Between about 2011-16 I drove a car that must have been among the last made with a cassette player installed. I had no cassettes, so if I wanted in-car entertainment, it had to be via the radio. I found BBC Radio 3 to be the least annoying of the readily receivable stations. One afternoon while stuck in traffic on the way home from work I heard a delightful piece for violin and piano that captured my attention: checking the playlist later I learned it was one of Carl Maria von Weber's Violin Sonatas, performed by Isabelle Faust and Alexander Melnikov.
A few months later I bought the CD of which that performance was a part. It includes a complete set of six such sonatas that Weber wrote in 1810 and a Piano Quintet dating from the year before. All, then, are youthful works from the composer's early twenties. Roman Hinke's booklet notes (given in French, English and German) tell us that the sonatas were written for a publisher who'd requested short and simple works meant for amateur musicians. Chafing at those constraints, Weber produced pieces which were too original and too challenging for their intended recipient - but he was able to find a more open-minded buyer soon enough.
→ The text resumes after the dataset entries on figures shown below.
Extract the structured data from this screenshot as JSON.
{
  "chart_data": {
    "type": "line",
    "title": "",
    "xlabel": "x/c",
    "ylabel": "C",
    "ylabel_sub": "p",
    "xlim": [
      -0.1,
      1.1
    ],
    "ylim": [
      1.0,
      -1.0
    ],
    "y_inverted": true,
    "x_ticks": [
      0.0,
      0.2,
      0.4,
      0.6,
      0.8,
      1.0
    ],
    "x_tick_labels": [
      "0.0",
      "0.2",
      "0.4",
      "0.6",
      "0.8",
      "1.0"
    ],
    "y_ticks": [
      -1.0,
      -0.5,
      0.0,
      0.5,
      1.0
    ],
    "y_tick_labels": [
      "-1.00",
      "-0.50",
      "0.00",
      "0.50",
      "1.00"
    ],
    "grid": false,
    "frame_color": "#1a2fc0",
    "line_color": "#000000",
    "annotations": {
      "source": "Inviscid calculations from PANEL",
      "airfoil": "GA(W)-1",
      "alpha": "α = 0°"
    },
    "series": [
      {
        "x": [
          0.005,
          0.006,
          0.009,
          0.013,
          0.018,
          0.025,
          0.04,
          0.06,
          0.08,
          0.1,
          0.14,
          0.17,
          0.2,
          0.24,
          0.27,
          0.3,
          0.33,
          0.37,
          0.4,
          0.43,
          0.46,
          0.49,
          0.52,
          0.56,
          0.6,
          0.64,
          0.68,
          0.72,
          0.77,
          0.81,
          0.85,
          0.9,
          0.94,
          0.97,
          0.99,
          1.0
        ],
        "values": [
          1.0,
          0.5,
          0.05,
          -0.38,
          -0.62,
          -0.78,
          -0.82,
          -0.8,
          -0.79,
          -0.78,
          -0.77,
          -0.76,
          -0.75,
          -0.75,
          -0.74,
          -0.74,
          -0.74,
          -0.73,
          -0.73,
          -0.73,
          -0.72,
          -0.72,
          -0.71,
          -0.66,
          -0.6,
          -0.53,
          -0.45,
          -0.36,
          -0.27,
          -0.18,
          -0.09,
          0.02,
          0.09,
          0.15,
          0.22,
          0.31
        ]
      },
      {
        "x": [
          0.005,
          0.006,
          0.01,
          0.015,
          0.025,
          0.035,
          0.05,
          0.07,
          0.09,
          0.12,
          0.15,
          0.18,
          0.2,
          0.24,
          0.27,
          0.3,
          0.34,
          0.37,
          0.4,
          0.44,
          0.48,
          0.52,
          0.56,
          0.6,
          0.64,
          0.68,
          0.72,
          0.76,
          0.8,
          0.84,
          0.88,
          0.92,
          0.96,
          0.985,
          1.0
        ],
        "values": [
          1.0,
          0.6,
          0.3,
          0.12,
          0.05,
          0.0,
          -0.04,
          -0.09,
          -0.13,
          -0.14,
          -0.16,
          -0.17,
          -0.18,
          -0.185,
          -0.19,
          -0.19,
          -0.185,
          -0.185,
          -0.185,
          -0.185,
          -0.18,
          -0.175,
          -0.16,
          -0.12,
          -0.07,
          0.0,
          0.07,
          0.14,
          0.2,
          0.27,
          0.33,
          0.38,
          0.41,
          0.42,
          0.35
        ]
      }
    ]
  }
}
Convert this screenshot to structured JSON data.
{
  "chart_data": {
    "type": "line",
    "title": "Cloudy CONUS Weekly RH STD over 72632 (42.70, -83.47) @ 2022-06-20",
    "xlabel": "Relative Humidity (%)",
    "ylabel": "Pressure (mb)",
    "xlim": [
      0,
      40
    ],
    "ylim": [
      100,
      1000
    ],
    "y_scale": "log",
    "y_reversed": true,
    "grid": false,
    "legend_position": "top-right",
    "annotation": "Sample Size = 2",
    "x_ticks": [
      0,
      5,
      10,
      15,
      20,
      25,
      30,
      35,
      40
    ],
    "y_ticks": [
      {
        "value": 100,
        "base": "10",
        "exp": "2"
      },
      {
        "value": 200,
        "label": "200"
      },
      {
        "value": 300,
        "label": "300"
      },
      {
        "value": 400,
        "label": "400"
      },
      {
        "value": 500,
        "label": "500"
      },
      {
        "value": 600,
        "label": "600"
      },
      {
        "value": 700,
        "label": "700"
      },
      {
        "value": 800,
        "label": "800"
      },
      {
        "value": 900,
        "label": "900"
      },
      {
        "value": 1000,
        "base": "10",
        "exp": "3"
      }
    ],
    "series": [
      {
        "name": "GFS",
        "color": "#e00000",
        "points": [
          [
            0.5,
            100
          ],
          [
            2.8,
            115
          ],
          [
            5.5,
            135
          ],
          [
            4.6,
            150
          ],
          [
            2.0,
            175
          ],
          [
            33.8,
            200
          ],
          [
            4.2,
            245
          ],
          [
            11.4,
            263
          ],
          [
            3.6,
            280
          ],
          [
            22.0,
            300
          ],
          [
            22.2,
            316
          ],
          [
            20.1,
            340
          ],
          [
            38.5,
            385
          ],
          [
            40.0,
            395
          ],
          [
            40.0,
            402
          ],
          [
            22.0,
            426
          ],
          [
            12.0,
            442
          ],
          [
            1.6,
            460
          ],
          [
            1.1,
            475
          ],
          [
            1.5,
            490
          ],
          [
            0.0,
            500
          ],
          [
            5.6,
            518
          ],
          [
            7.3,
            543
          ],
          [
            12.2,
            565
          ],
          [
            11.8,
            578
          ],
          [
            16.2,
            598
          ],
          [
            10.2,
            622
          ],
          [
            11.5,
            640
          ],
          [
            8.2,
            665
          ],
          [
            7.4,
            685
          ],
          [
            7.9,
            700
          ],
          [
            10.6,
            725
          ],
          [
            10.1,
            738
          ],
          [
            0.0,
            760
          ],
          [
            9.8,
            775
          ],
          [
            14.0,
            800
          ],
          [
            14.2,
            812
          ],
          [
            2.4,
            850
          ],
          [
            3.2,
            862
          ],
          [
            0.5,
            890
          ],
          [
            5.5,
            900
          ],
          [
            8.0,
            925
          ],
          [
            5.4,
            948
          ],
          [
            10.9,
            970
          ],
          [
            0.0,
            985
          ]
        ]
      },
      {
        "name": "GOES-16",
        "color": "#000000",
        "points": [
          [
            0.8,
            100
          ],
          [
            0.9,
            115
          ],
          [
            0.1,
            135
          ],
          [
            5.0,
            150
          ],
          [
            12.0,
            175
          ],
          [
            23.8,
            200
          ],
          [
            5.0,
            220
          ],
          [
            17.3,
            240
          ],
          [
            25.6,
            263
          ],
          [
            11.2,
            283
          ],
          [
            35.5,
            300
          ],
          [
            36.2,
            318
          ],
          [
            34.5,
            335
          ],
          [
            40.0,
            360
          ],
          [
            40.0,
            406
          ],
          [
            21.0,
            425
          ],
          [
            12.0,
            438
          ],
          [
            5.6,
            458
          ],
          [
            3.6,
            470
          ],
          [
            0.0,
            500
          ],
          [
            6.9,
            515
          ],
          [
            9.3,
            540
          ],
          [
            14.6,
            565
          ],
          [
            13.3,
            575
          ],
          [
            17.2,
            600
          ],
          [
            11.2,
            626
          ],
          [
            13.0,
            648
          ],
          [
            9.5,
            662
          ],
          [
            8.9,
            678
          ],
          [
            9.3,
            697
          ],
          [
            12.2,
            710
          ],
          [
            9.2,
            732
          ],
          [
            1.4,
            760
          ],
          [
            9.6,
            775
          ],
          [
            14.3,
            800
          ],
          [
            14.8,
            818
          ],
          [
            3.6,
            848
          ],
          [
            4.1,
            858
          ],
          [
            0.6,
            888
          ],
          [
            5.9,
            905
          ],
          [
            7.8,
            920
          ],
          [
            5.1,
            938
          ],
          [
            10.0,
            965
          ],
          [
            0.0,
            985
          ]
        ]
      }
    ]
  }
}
It's too bad that Weber produced so little chamber music over his short life: beyond the works on this disc and his well-known Clarinet Quintet there's very little else. It's a beguilingly lovely disc - the six sonatas are arranged out-of order: nos. 6, 3, & 4 are followed by the Quartet, and then nos. 2, 5 & 1. No. 6 is, I think, the single most arresting of the pieces, so it makes good sense to hear it first. The playing and recording are excellent throughout. Melnikov plays an early 19th Century Viennese fortepiano, Faust a Stradivarius. They are joined by Boris Faust (viola) and Wolfgang Emanuel Schmidt (cello) for the Quartet.